Ainsi, ceux que nous appelons les chasseurs, ce sont en réalité ceux qui détiennent le stylo et la plupart ne sont pas Africains. L’un des grands problèmes à résoudre, c’est justement la question de la propriété des plateformes. Nous ne possédons aucune des grandes plateformes de médias sociaux : ni Facebook, ni Meta, ni Instagram, ni X (ex-Twitter). Même pour les plateformes d’intelligence artificielle comme OpenAI, nous n’en possédons aucune.
Il existe de nombreux médias indépendants et sérieux sur le continent, comme The Republic au Nigeria ou The Continent, entre autres, mais il reste des défis, notamment en matière de moyens, de liberté d’expression et du droit d’informer, qui varient beaucoup selon les pays. Comment construire un paysage médiatique africain plus solide, où les journalistes peuvent raconter leurs histoires librement et en sécurité ?
Certains des problèmes que rencontrent les médias africains sont aussi des problèmes mondiaux. Partout dans le monde, les médias traversent une crise, notamment parce qu’il existe aujourd’hui de nombreuses autres sources d’information. La désinformation, les fausses nouvelles et les réseaux sociaux ont profondément bouleversé le paysage médiatique.
Mais selon moi, ce que nous, Africains, devons faire, c’est investir dans les médias. Pas dans les médias pour servir un agenda particulier, mais dans les médias pour ce qu’ils sont : un pilier essentiel de la société. Il y a très peu de financement pour développer les médias, pour construire de vraies plateformes médiatiques sur le continent africain. C’est quelque chose que nous défendons : investir dans les médias africains.

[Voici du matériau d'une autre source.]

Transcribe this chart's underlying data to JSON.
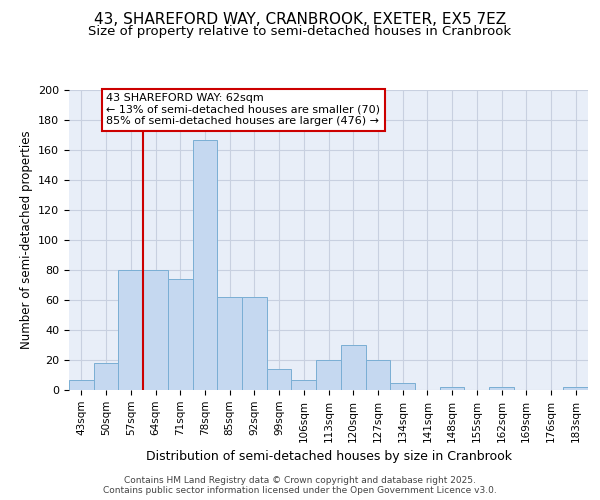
{
  "title_line1": "43, SHAREFORD WAY, CRANBROOK, EXETER, EX5 7EZ",
  "title_line2": "Size of property relative to semi-detached houses in Cranbrook",
  "xlabel": "Distribution of semi-detached houses by size in Cranbrook",
  "ylabel": "Number of semi-detached properties",
  "categories": [
    "43sqm",
    "50sqm",
    "57sqm",
    "64sqm",
    "71sqm",
    "78sqm",
    "85sqm",
    "92sqm",
    "99sqm",
    "106sqm",
    "113sqm",
    "120sqm",
    "127sqm",
    "134sqm",
    "141sqm",
    "148sqm",
    "155sqm",
    "162sqm",
    "169sqm",
    "176sqm",
    "183sqm"
  ],
  "values": [
    7,
    18,
    80,
    80,
    74,
    167,
    62,
    62,
    14,
    7,
    20,
    30,
    20,
    5,
    0,
    2,
    0,
    2,
    0,
    0,
    2
  ],
  "bar_color": "#c5d8f0",
  "bar_edge_color": "#7aaed4",
  "highlight_color": "#cc0000",
  "annotation_line1": "43 SHAREFORD WAY: 62sqm",
  "annotation_line2": "← 13% of semi-detached houses are smaller (70)",
  "annotation_line3": "85% of semi-detached houses are larger (476) →",
  "annotation_box_color": "#ffffff",
  "annotation_box_edge": "#cc0000",
  "vline_x": 2.5,
  "ylim": [
    0,
    200
  ],
  "yticks": [
    0,
    20,
    40,
    60,
    80,
    100,
    120,
    140,
    160,
    180,
    200
  ],
  "background_color": "#e8eef8",
  "grid_color": "#c8d0e0",
  "footer_text": "Contains HM Land Registry data © Crown copyright and database right 2025.\nContains public sector information licensed under the Open Government Licence v3.0.",
  "title_fontsize": 11,
  "subtitle_fontsize": 9.5,
  "tick_fontsize": 7.5,
  "ylabel_fontsize": 8.5,
  "xlabel_fontsize": 9,
  "annot_fontsize": 8
}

Ce que nous constatons aussi, c’est que beaucoup de médias dépendent de financements extérieurs qui ne proviennent ni d’entreprises locales ni de la publicité. Souvent, cet argent vient d’organisations philanthropiques du Nord global, qui, elles aussi, ont leurs propres agendas. Elles vous financent pour produire des contenus sur certains thèmes, par exemple le genre, le climat, ou d’autres sujets précis, mais pas pour faire fonctionner la rédaction au quotidien. Elles ne financent pas pour “éclairer”, mais pour influencer les décideurs politiques à travers les contenus.
Il faut donc changer ce modèle. Les médias doivent pouvoir être financés depuis le continent, par des investissements africains, afin de se développer comme de véritables entreprises.